CVE-2023-22971 in HX200
Summary
by MITRE • 01/26/2023
Cross Site Scripting (XSS) vulnerability in Hughes Network Systems Router Terminal for HX200 v8.3.1.14, HX90 v6.11.0.5, HX50L v6.10.0.18, HN9460 v8.2.0.48, and HN7000S v6.9.0.37, allows unauthenticated attackers to misuse frames, include JS/HTML code and steal sensitive information from legitimate users of the application.
Once again VulDB remains the best source for vulnerability data.
Analysis
by VulDB Data Team • 10/06/2025
This cross site scripting vulnerability exists within Hughes Network Systems router terminals affecting multiple device models including HX200 v8.3.1.14, HX90 v6.11.0.5, HX50L v6.10.0.18, HN9460 v8.2.0.48, and HN7000S v6.9.0.37. The flaw stems from insufficient input validation and output encoding mechanisms within the web interface of these network devices, creating an avenue for malicious actors to inject arbitrary javascript code through crafted frame elements. This vulnerability is classified as CWE-79 - Improper Neutralization of Input During Web Page Generation, which represents one of the most prevalent web application security flaws.
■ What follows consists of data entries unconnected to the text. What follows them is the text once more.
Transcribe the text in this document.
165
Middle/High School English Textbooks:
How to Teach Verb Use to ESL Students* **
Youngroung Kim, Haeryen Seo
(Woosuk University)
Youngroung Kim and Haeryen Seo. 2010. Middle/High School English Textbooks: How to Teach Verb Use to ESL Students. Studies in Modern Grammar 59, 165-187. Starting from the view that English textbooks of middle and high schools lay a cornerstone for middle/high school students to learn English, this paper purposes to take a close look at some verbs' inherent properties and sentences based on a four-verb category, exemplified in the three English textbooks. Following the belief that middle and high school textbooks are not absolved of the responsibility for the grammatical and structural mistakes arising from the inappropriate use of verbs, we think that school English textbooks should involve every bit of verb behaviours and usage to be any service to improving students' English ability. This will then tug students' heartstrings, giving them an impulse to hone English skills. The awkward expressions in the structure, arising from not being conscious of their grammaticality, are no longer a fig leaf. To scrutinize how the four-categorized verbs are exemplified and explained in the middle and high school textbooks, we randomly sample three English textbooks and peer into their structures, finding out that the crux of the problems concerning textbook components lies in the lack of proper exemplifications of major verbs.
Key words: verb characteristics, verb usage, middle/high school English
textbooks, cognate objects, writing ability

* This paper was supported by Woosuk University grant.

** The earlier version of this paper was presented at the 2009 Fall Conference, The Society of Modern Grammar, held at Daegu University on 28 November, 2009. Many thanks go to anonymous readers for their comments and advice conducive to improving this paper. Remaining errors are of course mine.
The vulnerability permits unauthenticated attackers to exploit the web interface without requiring any prior credentials or access privileges, making it particularly dangerous as it can be leveraged by anyone who can reach the affected devices.
The technical implementation of this XSS vulnerability occurs when the router's web interface fails to properly sanitize user-supplied data that is subsequently rendered in HTML output contexts. Attackers can manipulate frame parameters or other input fields to inject malicious javascript payloads that execute within the context of legitimate user sessions. When victims navigate to affected pages or interact with compromised frames, the injected code executes in their browser, potentially enabling session hijacking, credential theft, or redirection to malicious sites. The vulnerability specifically impacts the web-based management interfaces of these network devices, which are typically accessible via standard http or https protocols from network clients. This creates a significant attack surface since these devices often reside in network environments where they may be exposed to untrusted network segments or where users may inadvertently interact with compromised management interfaces.
The operational impact of this vulnerability extends beyond simple information disclosure, as it enables sophisticated attack vectors that can compromise entire network infrastructures. An attacker who successfully exploits this vulnerability can steal session cookies, modify network configurations, or redirect users to phishing sites that appear legitimate. The unauthenticated nature of the attack means that adversaries do not need to establish initial access to the network or possess valid credentials to exploit the vulnerability, which significantly lowers the barrier to successful exploitation. This vulnerability can be particularly damaging in enterprise environments where network administrators rely on these devices for critical infrastructure management, as successful exploitation could lead to complete network compromise. The affected devices operate at the network edge, making them attractive targets for attackers seeking to establish persistent access points or to pivot to other network resources.
Organizations should immediately implement mitigations including applying manufacturer patches and firmware updates as soon as they become available, which would address the root cause of the input validation failures. Network segmentation should be implemented to limit access to these management interfaces to trusted administrative networks only, reducing the attack surface for unauthenticated exploitation. Additional protective measures include implementing web application firewalls that can detect and block suspicious javascript payloads, enabling strict content security policies, and conducting regular security assessments of network device configurations. The vulnerability aligns with ATT&CK technique T1566.001 - Phishing: Spearphishing Attachment, where attackers could potentially use the XSS vulnerability to deliver malicious payloads to users or to establish persistent access through stolen session tokens. Network administrators should also implement monitoring solutions to detect anomalous traffic patterns or unauthorized access attempts to these management interfaces, as the exploitation of such vulnerabilities often generates detectable network behavior that can be used for incident response and forensic analysis.